A skąd pomysł na taką właśnie promocję fundacji i dziedzictwa kulturowego?
– „Pomysł przystąpienia do walki zrodził się podczas mojego pobytu w szpitalu pod koniec zeszłego roku. Postanowiłem coś zmienić i połączenie aktywności fizycznej z calami charytatywnymi wydało mi się najlepszą motywacją. Mój wysiłek, być może obrażenia, których doznam podczas walki będą służyć dobrym celom. Ta idea kiełkowała w mojej głowie od czasu przeczytania książki „Mistrz. Tadeuszu „Teddy” Pietrzykowski” to rękopisy i opowieści ojca z Auschwitz zebrane przez córkę Eleonorę Szafran, któremu boks uratował życie w obozie. Chciałem spróbować swoich sił, nigdy nie wiadomo jakie umiejętności mogą się przydać w życiu’ – opowiada prezes fundacji.
U genezy walki bokserskiej leży też idea promowania dziedzictwa poprzez sport.
-„Ta walka, cały mój trud i wysiłek włożony w przygotowania do niej mają służyć promocji fundacji „Dla Dziedzictwa”, a także idei promowania dziedzictwa kulturowego poprzez sport i aktywność fizyczną” – deklaruje Tomasz Kwiatek.

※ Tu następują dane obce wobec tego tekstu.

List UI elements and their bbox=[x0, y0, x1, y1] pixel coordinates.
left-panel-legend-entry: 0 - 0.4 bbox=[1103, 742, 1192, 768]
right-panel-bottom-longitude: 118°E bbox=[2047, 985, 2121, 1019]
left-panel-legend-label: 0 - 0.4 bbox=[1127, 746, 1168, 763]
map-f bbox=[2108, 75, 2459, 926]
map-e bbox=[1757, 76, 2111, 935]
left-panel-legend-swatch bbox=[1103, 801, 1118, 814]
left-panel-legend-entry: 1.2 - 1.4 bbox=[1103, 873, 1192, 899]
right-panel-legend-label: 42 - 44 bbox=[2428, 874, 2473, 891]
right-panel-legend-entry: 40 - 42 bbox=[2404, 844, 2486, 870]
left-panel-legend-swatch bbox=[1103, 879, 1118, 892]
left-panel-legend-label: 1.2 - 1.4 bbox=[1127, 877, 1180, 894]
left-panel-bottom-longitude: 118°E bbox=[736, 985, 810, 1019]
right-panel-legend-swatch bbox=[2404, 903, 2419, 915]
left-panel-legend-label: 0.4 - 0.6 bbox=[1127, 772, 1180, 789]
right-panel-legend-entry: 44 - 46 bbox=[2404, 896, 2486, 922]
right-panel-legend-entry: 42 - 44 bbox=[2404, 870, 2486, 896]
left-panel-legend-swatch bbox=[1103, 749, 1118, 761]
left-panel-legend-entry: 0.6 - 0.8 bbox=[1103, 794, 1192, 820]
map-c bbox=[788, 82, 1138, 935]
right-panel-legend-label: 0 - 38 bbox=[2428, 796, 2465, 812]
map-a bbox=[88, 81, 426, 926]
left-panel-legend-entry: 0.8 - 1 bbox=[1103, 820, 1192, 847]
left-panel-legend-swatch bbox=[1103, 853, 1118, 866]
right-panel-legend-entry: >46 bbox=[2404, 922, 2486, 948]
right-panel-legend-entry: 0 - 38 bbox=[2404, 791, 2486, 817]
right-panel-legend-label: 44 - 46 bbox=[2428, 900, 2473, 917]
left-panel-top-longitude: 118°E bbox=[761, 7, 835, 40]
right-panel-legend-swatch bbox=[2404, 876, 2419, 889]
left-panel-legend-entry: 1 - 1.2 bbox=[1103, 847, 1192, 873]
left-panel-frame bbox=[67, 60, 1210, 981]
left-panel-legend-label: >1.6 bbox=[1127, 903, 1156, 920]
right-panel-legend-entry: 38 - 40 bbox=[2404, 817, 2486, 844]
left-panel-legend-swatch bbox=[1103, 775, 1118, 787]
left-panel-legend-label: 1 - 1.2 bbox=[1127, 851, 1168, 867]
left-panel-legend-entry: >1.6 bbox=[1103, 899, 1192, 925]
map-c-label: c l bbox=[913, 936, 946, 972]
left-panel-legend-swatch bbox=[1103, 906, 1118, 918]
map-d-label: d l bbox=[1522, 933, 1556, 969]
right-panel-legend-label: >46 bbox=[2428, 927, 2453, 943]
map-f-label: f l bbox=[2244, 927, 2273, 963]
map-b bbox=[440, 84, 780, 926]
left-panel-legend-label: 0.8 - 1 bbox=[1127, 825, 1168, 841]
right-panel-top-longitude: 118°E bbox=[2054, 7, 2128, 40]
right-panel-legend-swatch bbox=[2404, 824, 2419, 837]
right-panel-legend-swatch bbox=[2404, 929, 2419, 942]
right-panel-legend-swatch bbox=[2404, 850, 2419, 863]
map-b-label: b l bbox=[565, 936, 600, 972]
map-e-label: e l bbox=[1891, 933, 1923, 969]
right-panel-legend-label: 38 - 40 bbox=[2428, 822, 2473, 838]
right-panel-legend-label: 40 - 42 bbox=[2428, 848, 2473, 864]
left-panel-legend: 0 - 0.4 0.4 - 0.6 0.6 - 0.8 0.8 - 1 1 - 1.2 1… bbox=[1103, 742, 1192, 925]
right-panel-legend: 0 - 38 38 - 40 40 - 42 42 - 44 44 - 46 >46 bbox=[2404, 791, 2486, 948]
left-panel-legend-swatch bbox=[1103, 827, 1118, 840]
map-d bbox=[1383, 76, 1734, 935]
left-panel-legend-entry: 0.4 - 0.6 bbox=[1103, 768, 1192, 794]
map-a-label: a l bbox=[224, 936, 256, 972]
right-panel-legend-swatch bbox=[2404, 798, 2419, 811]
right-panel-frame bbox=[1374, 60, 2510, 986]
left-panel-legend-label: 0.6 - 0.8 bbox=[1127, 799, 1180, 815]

To nie jedyny pomysł na łączenie dziedzictwa z aktywnością fizyczną. W realizacji są już konkretne koncepcje.
-„Ideę promocji szeroko rozumianego dziedzictwa kulturowego przez sport i aktywność fizyczną będę starał się dalej rozwijać również jako przewodniczący Rady Dzielnicy VIII – Opole Śródmieście. Mamy już jeden zaawansowany w realizacji projekt, który być może uda się wypromować podczas tegorocznej edycji Europejskich Dni Dziedzictwa. Połączenie dziedzictwa ze sportem, to nasza odpowiedź na zmieniające się oczekiwania mieszkańców i turystów względem dziedzictwa i produktu turystycznego. Będzie to kreatywne i innowacyjne oparcie turystyki na obiektach dziedzictwa kulturowego z ukierunkowaną aktywnością fizyczną” – tłumaczy Tomasz Kwiatek.
Dlatego Fundacja „Dla Dziedzictwa” wybrała ekipę Biznes Boxing Polska, która podobnie myśli i trzyma poziom – na gale przychodzi się w strojach wizytowych. Show (walki) najczęściej organizowane są w obiektach zabytkowych lub historycznych, jak np. Hala Gwardii w Warszawie, w której ćwiczył adeptów boksu Feliks Stamm.
-„To co mi się podoba, to oprócz aspektu sportowego i działalności charytatywnej, to organizacja gal bokserskich w zabytkach jak budynek NOT-u we Wrocławiu, Szyb Wilsona w Katowicach, a 27 maja walka odbędzie się w klimatycznej sali Domu Expo w Opolu” – kończy Kwiatek.